Krisenvesper im Élysée

Zuletzt waren vor allem Zeichen der Entfremdung zwischen Paris und Berlin zu beobachten: Deutschland dürfe sich nicht "isolieren", mahnte der französische Präsident Emmanuel Macron auf dem jüngsten EU-Gipfel angesichts der deutschen Vorbehalte gegen einen europäischen Gaspreisdeckel. Der im nationalen Alleingang beschlossene 200-Milliarden-Euro-"Doppelwumms" des Kanzlers kam im Nachbarland ebenfalls nicht gut an. Eine für diese Woche geplante gemeinsame Kabinettssitzung beider Regierungen wurde verschoben. "Europas Führungsduo außer Betrieb", fassten die Kollegen die "Süddeutschen Zeitung" die Lage zusammen.
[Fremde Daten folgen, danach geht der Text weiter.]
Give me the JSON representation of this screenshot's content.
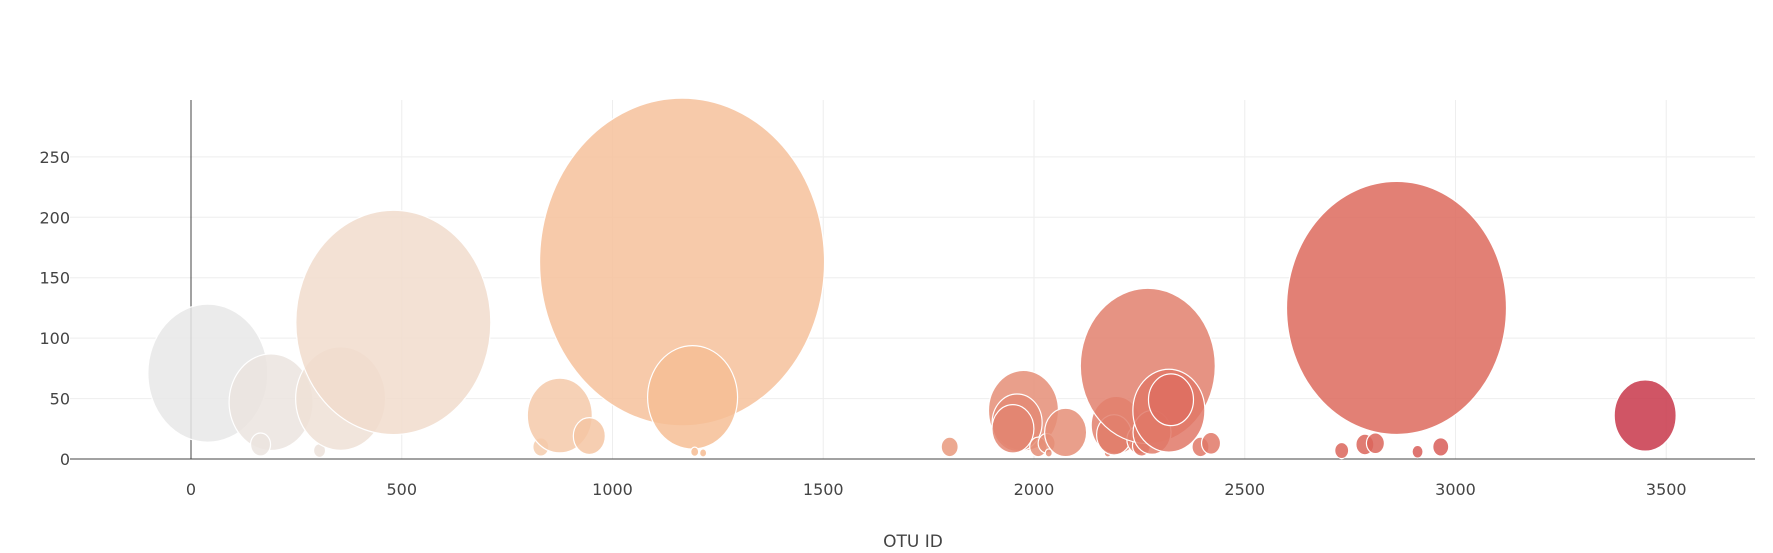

Wenn Olaf Scholz heute zum Krisenlunch im Élysée-Palast eintrifft, gibt es also viel zu besprechen. Das betrifft auch die Verteidigungspolitik, in der Macron sich schon seit Jahren um einen gemeinsamen europäischen Ansatz bemüht – was den Kanzler nicht davon abhielt, wiederum im Alleingang 100 Milliarden Euro in die Bundeswehr zu stecken. Während Scholz Allianzen für einen gemeinsamen europäischen Raketenschild ohne Frankreich schmiedet, kommen deutsch-französische Projekte wie ein Kampfflugzeug und ein Kampfpanzer kaum vom Fleck. Als ich den Kanzler vor einigen Wochen fragte, warum er sich nicht stärker für eine europäische Armee einsetzt, meinte er übrigens, dass die EU-Partner kein gesteigertes Interesse daran hätten.


Vertrödelter Klimaschutz

In anderthalb Wochen beginnt die Weltklimakonferenz in Ägypten. Heute stellen die Vereinten Nationen ihren Bericht zu den bisherigen Plänen der Staaten vor. Er dürfte ebenso ernüchternd ausfallen wie der letzte Report aus dem vergangenen Herbst: Die Nationen müssten "ihre Klimaanstrengungen dringend verdoppeln", wenn sie einen globalen Temperaturanstieg über 1,5 Grad bis zum Ende des Jahrhunderts verhindern wollen, hieß es damals. Um das Ziel zu erreichen, müssten bis Ende dieses Jahrzehnts die Treibhausgasemissionen um 45 Prozent im Vergleich zu 2010 sinken. Stand jetzt wird der Ausstoß 2030 sogar um rund 16 Prozent höher sein als 2010. Wir rennen sehenden Auges in die größte Katastrophe seit Menschengedenken hinein.


Was lesen?

Die Schuldenbremse führt dazu, dass jede Krise gewaltiger erscheint als ihre Vorgängerin. Das hat Folgen für uns alle, schreibt meine Kollegin Ursula Weidenfeld.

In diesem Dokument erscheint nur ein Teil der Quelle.